Last Saturday’s Gladiators game had an abnormal start to it. For 95% of the games, I work the home penalty box. One guy who also works most of the games is one the goal judges behind the net that the Gladiators shoot at twice. He has always been reliable in terms of showing up. Anyway, right before the puck is dropped, the referee always looks at each goal judge and they flip on the red light so he knows it’s working. As he looks to the home goal judge, we notice no one is there! The guy who is scheduled to work hadn’t called to say he couldn’t make it and since he’s been so dependable, it was assumed he was there.
Obviously, the game cannot start unless we have 2 goal judges, so our supervisor, who is in the section next to me working the scoreboard, tells me to get over there ASAP and they’d cover my position in the penalty box. I rush out of the box, skipping steps to get to the top of the concourse and then proceed to run almost halfway around the arena to get to the section where the goal judge sits. As I’m hustling down the stairs, the applause gets louder as I get closer. I’m sure most of the crowd didn’t see me run from the penalty box to get over here so I can only assume its sarcastic applause as if I were the person scheduled to work here and simply am late and am holding up the game. I’ll add that I got from the penalty box to the goal judge area in pretty damn good time.

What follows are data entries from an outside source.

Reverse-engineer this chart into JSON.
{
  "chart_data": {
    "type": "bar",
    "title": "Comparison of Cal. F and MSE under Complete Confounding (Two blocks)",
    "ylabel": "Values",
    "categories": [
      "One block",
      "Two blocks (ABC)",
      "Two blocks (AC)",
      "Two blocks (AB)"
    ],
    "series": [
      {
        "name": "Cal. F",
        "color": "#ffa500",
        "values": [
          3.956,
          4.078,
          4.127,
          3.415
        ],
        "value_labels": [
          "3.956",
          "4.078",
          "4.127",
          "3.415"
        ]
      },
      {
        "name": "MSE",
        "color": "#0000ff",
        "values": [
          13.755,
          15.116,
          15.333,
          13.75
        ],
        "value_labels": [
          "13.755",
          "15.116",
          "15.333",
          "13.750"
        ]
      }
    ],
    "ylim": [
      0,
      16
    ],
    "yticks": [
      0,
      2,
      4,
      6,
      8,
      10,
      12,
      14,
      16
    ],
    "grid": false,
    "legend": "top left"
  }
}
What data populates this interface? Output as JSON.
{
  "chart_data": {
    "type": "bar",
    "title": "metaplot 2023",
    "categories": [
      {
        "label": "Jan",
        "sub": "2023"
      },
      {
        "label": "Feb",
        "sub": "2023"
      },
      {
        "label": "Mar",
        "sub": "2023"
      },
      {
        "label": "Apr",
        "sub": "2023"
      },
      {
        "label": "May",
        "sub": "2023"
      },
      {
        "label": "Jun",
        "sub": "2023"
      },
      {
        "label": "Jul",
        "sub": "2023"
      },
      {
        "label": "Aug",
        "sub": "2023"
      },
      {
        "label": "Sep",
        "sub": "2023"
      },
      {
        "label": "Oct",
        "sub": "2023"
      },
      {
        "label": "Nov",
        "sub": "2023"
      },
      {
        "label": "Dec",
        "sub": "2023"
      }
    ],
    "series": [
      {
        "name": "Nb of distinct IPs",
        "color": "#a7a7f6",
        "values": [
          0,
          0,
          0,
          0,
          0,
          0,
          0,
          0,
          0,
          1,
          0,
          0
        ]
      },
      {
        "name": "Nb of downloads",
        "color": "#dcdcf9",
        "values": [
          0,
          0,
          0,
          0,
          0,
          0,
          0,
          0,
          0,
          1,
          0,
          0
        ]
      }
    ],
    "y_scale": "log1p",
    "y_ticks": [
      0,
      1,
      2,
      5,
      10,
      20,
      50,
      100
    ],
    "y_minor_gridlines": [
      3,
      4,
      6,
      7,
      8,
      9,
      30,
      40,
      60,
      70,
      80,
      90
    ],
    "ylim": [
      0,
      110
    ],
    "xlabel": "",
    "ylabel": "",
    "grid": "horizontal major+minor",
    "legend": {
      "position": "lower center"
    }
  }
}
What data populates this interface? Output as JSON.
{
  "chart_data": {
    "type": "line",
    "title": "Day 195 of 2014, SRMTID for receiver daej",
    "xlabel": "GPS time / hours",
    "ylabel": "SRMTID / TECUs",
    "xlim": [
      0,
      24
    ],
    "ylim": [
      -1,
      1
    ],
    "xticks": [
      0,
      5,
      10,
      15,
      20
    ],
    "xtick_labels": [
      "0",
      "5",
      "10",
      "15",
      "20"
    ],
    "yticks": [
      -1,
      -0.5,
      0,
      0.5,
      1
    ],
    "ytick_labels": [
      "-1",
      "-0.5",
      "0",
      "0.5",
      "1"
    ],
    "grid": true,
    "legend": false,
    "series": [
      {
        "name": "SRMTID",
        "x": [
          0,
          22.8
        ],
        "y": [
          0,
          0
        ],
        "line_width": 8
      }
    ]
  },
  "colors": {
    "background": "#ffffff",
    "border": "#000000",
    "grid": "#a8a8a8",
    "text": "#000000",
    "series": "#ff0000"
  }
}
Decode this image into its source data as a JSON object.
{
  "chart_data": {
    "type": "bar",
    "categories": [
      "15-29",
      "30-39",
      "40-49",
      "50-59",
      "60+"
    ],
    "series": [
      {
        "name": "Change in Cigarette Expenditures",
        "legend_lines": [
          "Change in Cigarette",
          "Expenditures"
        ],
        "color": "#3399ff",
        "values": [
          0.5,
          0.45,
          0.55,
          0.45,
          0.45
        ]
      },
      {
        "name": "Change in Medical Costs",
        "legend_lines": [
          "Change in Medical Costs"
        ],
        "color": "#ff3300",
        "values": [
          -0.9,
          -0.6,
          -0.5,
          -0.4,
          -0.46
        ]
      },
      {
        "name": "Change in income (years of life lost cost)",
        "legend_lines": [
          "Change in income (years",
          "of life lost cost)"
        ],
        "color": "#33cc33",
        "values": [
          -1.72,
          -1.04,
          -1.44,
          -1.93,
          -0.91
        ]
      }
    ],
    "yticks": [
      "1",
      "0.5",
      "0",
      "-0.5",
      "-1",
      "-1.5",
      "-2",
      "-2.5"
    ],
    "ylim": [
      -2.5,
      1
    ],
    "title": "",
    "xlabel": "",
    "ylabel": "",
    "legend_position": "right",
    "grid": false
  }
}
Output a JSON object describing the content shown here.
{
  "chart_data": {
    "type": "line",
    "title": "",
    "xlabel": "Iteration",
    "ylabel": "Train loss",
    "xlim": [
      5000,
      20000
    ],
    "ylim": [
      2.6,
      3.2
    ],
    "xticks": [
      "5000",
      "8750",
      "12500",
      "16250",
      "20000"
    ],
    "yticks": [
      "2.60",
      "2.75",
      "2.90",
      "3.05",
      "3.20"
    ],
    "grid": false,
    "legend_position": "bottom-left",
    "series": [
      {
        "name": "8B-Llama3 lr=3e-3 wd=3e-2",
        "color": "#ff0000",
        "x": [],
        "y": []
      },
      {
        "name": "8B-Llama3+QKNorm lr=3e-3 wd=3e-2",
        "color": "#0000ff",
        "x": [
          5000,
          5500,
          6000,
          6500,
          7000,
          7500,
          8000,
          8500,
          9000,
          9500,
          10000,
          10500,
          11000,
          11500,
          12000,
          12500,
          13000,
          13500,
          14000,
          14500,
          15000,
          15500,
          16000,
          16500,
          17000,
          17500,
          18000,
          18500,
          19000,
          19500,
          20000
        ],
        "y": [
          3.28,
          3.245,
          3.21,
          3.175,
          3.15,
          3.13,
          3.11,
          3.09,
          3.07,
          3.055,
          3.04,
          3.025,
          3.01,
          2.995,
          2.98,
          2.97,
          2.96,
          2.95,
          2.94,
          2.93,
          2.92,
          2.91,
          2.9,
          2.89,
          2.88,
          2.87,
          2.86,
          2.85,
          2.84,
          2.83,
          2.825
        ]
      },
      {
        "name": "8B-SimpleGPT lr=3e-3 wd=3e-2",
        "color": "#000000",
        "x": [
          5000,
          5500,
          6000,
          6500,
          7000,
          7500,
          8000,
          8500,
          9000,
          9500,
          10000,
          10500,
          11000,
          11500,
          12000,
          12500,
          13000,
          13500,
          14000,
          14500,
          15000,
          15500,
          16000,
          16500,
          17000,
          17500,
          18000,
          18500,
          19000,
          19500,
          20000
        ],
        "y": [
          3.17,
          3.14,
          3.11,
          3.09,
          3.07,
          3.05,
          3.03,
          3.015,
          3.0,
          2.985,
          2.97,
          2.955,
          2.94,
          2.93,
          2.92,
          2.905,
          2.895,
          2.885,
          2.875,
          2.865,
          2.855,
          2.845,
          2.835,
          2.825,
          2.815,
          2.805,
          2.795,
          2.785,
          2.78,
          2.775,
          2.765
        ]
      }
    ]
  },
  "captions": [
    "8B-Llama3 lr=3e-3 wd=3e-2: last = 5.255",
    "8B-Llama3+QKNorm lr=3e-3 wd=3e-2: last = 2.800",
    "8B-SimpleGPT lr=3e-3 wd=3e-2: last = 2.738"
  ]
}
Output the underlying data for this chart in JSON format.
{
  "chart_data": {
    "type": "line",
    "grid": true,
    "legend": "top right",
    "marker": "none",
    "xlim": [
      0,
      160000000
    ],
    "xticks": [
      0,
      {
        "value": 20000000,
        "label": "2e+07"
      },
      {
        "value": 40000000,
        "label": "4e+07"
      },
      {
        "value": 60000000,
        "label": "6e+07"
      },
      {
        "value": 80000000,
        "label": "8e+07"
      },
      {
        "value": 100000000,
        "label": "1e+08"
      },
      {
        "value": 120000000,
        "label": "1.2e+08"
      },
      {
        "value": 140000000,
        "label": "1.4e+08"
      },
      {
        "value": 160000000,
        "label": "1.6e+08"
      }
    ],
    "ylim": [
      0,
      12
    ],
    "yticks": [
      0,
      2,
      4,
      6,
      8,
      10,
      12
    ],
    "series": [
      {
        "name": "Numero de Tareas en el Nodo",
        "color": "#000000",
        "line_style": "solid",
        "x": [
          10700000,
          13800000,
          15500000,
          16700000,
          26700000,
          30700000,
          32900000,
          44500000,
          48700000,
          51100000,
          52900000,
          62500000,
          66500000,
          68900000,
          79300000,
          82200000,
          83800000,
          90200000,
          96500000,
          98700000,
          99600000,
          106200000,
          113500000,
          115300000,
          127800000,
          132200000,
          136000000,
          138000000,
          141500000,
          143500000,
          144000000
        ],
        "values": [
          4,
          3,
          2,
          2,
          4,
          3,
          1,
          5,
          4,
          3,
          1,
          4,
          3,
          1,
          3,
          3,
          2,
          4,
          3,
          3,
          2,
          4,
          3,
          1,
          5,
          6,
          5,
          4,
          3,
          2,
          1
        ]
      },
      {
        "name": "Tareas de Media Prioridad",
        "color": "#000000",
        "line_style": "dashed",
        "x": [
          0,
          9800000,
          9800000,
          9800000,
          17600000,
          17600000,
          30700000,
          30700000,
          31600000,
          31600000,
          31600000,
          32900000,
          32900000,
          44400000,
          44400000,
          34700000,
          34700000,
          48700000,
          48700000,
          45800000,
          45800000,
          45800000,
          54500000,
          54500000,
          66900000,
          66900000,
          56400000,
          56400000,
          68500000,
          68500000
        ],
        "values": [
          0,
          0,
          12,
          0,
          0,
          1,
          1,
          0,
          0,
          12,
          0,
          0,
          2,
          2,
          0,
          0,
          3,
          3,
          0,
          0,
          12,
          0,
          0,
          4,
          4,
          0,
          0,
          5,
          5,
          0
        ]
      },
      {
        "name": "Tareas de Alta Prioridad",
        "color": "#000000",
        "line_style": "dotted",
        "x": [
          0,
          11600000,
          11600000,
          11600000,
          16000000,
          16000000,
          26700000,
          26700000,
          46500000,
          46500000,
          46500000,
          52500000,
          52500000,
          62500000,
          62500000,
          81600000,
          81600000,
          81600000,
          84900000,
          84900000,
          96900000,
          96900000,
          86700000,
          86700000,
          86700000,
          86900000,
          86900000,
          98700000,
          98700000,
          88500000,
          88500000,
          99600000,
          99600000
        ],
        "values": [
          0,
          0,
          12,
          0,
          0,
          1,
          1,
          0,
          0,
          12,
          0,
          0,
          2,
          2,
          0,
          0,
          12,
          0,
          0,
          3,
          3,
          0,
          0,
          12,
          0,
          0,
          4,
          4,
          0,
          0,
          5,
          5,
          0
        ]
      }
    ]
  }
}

I did work half the first period there until they got a replacement so I could get back to the box. There was one amusing chant from a fan. A guy yelled “Spread some Christmas Cheer. Punch him in the ear!” as the players got into a scrum after the whistle was blown. One thing about being a goal judge at the Gladiators games is that, unlike NHL arenas, you’re not surrounded in a glass enclosure. You’re exposed to the crowd and when there are belligerent drunks or loud-mouthed idiots in your general direction, you get to hear the “best” of their drunken/ignorant wisdom firsthand. One of the few games I worked as goal judge I had to listen to this idiotic woman state at least 30 times during the game how the team needed to “get more sogs”. She was referring to the display on the scoreboard which shows the team’s Shots On Goal, abbreviated as SOG. She, of course, read the acronym as a real word.
Getting back to the game, the referee who worked that night is neither a fan nor a player favorite. The games he’s worked this year he’s wound up pissing off both teams immensely with his calls. Anyway, after a series of questionable calls, he calls one on Blue Bennefield, the team’s goon. Keep in mind Blue was on the Gladiators roster in their first season and he and I spent a lot of time together in the box. He steps into the box, fuming from the call, and does a sideways slap/push on my right shoulder and says “What the FUCK was THAT call about?” Anyone looking into the box not knowing that we talk to each other would have thought he was also pissed at me and wanted to start a fight.
The ref was really hearing it from both teams and you could see it was starting to wear on him a little bit. Obviously you have to have a thick skin as a referee. For those of you not well-versed in hockey, when a penalty is called the referee skates up to center ice where the penalty timekeeper is (to the left of me in the penalty box) and makes the signal for what penalty he’s calling. In the NHL the past 2 years, they’ve also equipped the refs with a microphone so the penalty is audible to the crowd and to the television audience. Obviously in the minor leagues the refs aren’t outfitted with this but for one penalty later in the game he skated up to the booth, pretended to turn on his mic, and then said what the penalty was and followed it by pretending to turn off his non-existent mic. He had officially skated into Loony Land and never came back.
Speaking of referees, last Saturday’s Hockey Night In Canada on CBC (Canadian Broadcasting Corporation) game was in Toronto and they were honoring a referee’s 1000th game (Paul Devorski). His family was on the carpeted part of the ice and when the ceremony ended, they proceeded to walk back. Somehow, his mother put her foot on the ice and not the carpet and fell on the ice pretty hard. You could hear the “ooooohhhhh” of the crowd. Thankfully she was OK but I give CBC credit for immediately switching camera shots so as not to show his mother on the ice as others helped her up.